No caso carioca, há o medo coletivo da violência, especialmente
a dirigida contra setores populares. Nos novos tempos de "progresso" e da República, os instrumentos de intervenção utilizados
para internalizar costumes "civilizados" -códigos municipais,
brigadas sanitaristas e vacina, por
exemplo- se misturavam à repressão policial costumeira.
Folha - Se o português integrou-se melhor à sociedade carioca do
que o irlandês à de NY, o que o sentimento antiportuguês tinha em
comum com o antiirlandês?
Pamplona - O estranhamento do
"outro", fosse ele autóctone ou estrangeiro, produzido por grupos
identificados direta ou indiretamente à uma dada etnicidade e a
valores culturais que, por serem
apresentados como dominantes,
temiam ser ameaçados.
Menciono em Nova York os incidentes ligados ao sentimento
antiirlandês, reação por vezes
confundida com o anticatolicismo e com a defesa contra o afluxo
da mão-de-obra barata que podia
ameaçar os trabalhadores americanos de baixa renda.
No Rio, os anos iniciais da República também foram pontilhados com incidentes violentos que
expressaram o sentimento antiportuguês. O "jacobinismo", como ficou conhecido esse movimento, associava-os a volta da
monarquia ou a usura e a especulação de comerciantes lusitanos.
As diferenças entre o padrão de
migração dos dois grupos ajudam
a explicar a maior ou menos virulência desses incidentes.
Folha - O que você achou do filme
"Gangues de Nova York"?
Pamplona - É uma ficção de primeiríssima qualidade. Magníficas
imagens nos revelam cenas impactantes de violência em Five
Points, belas mesmo quando impressionistas. Houve pesquisa séria. Ninguém duvida da maestria
de Scorsese nesse particular.
Pela licença poética que lhe deve
ser permitida, não cabe cobrar-lhe o que não se propôs a fazer.

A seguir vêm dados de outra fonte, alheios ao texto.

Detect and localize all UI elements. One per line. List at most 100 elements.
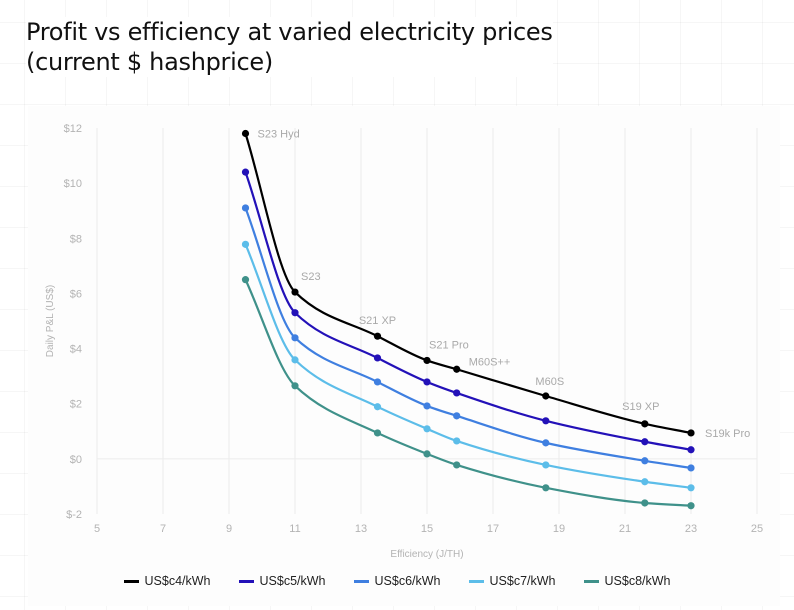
data-point[interactable] (423, 425, 431, 433)
legend-item[interactable]: US$c6/kWh (353, 574, 441, 588)
legend-label: US$c7/kWh (489, 574, 556, 588)
data-point[interactable] (687, 484, 695, 492)
x-tick-label: 5 (94, 523, 100, 535)
point-label: M60S++ (469, 356, 511, 368)
y-tick-label: $0 (70, 454, 82, 466)
data-point[interactable] (453, 437, 461, 445)
data-point[interactable] (542, 484, 550, 492)
data-point[interactable] (373, 354, 382, 362)
data-point[interactable] (241, 204, 250, 212)
x-tick-label: 25 (751, 523, 763, 535)
legend: US$c4/kWh US$c5/kWh US$c6/kWh US$c7/kWh US$c… (0, 574, 794, 588)
legend-swatch (353, 579, 369, 583)
data-point[interactable] (373, 429, 382, 437)
series-US$c5/kWh (241, 168, 695, 454)
point-label: S23 Hyd (258, 129, 300, 141)
y-tick-label: $6 (70, 288, 82, 300)
series-line (244, 279, 692, 507)
data-point[interactable] (687, 446, 695, 454)
data-point[interactable] (241, 168, 250, 176)
y-axis-ticks: $12 $10 $8 $6 $4 $2 $0 $-2 (64, 123, 82, 521)
legend-swatch (583, 579, 599, 583)
series-US$c7/kWh (241, 240, 695, 492)
y-tick-label: $8 (70, 233, 82, 245)
data-point[interactable] (641, 499, 649, 507)
y-tick-label: $-2 (66, 509, 82, 521)
series-US$c4/kWh (241, 129, 695, 437)
series-lines (241, 129, 695, 510)
y-axis-label: Daily P&L (US$) (45, 285, 56, 357)
data-point[interactable] (291, 288, 299, 296)
point-label: M60S (535, 376, 564, 388)
x-tick-label: 15 (421, 523, 433, 535)
data-point[interactable] (291, 334, 299, 342)
data-point[interactable] (291, 356, 299, 364)
y-tick-label: $10 (64, 178, 82, 190)
data-point[interactable] (542, 392, 550, 400)
y-tick-label: $2 (70, 399, 82, 411)
series-US$c8/kWh (241, 276, 695, 510)
data-point[interactable] (241, 240, 250, 248)
data-point[interactable] (241, 129, 250, 138)
data-point[interactable] (687, 464, 695, 472)
data-point[interactable] (373, 403, 382, 411)
data-point[interactable] (641, 438, 649, 446)
data-point[interactable] (687, 429, 695, 437)
x-tick-label: 13 (355, 523, 367, 535)
data-point[interactable] (641, 457, 649, 465)
point-label: S19 XP (622, 401, 659, 413)
point-label: S21 Pro (429, 339, 469, 351)
series-US$c6/kWh (241, 204, 695, 472)
x-tick-label: 17 (487, 523, 499, 535)
data-point[interactable] (641, 478, 649, 486)
data-point[interactable] (641, 420, 649, 428)
data-point[interactable] (542, 461, 550, 469)
data-point[interactable] (687, 502, 695, 510)
data-point[interactable] (542, 417, 550, 425)
legend-swatch (123, 579, 139, 583)
legend-swatch (468, 579, 484, 583)
data-point[interactable] (453, 365, 461, 373)
legend-item[interactable]: US$c8/kWh (583, 574, 671, 588)
legend-item[interactable]: US$c7/kWh (468, 574, 556, 588)
chart-title-line-1: Profit vs efficiency at varied electrici… (26, 18, 553, 46)
data-point[interactable] (423, 450, 431, 458)
data-point[interactable] (453, 389, 461, 397)
legend-label: US$c8/kWh (604, 574, 671, 588)
data-point[interactable] (453, 461, 461, 469)
legend-label: US$c6/kWh (374, 574, 441, 588)
chart-title: Profit vs efficiency at varied electrici… (26, 17, 553, 77)
x-tick-label: 23 (685, 523, 697, 535)
legend-item[interactable]: US$c5/kWh (238, 574, 326, 588)
data-point[interactable] (291, 382, 299, 390)
data-point[interactable] (373, 332, 382, 340)
x-tick-label: 19 (553, 523, 565, 535)
x-tick-label: 9 (226, 523, 232, 535)
data-point[interactable] (373, 378, 382, 386)
point-label: S21 XP (359, 315, 396, 327)
x-tick-label: 7 (160, 523, 166, 535)
data-point[interactable] (423, 378, 431, 386)
data-point[interactable] (291, 309, 299, 317)
x-axis-ticks: 5 7 9 11 13 15 17 19 21 23 25 (94, 523, 763, 535)
point-label: S23 (301, 271, 321, 283)
x-axis-label: Efficiency (J/TH) (390, 549, 463, 560)
series-line (244, 133, 692, 435)
series-line (244, 207, 692, 470)
legend-label: US$c4/kWh (144, 574, 211, 588)
legend-swatch (238, 579, 254, 583)
x-tick-label: 21 (619, 523, 631, 535)
legend-item[interactable]: US$c4/kWh (123, 574, 211, 588)
chart-card (28, 106, 780, 606)
data-point[interactable] (453, 412, 461, 420)
x-tick-label: 11 (289, 523, 300, 535)
legend-label: US$c5/kWh (259, 574, 326, 588)
data-point[interactable] (423, 402, 431, 410)
y-tick-label: $12 (64, 123, 82, 135)
data-point[interactable] (241, 276, 250, 284)
data-point[interactable] (542, 439, 550, 447)
point-label: S19k Pro (705, 428, 750, 440)
y-tick-label: $4 (70, 344, 82, 356)
data-point[interactable] (423, 356, 431, 365)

Seu objetivo foi o de sublinhar a
intolerância e a violência que
marcaram os conflitos entre as
gangues, como expressão da conflituosa relação entre a população
imigrante, particularmente os irlandeses pobres de Five Points, e
os grupos "nativistas" militantes.
O filme recupera do passado
norte-americano os temas da intolerância, violência e ausência de
cidadania, de inegável atualidade.
Folha - A representação é fiel?
Pamplona - Cenas de diferentes
revoltas nova-iorquinas, ocorridas ao longo de todo o século 19,
são condensadas na tela e associadas àquele ano [o de 1863, quando
da revolta contra o alistamento
obrigatório, o "draft riot"" . Juntam-se "pedaços" dos "election
riots" (quando os seguidores dos
partidos whig e democrático se
enfrentam nas ruas); do "flour
riot" (cena de invasão e saque dos
armazéns); do "anti-abolitionist
riot" de 1834 (cena em que os habitantes de Five Points são intimados a assomar-se às janelas);
do próprio "draft riot" e, é óbvio,
dos intermitentes conflitos entre
"nativistas" e imigrantes irlandeses. Tal condensação produz impressão de generalizada barbárie.
Ainda assim, devemos aplaudir
o quadro apresentado. Hoje, continuamos a nos perguntar a respeito da intolerância étnica e social reinante, da ausência de cidadania para muitos e da violência
urbana cotidiana. Feitas as devidas atualizações dos conflitos, vemos que, infelizmente, ainda há
razões para inquietação.
REVOLTAS, REPÚBLICAS E CIDADANIA. Autor: Marco A. Pamplona.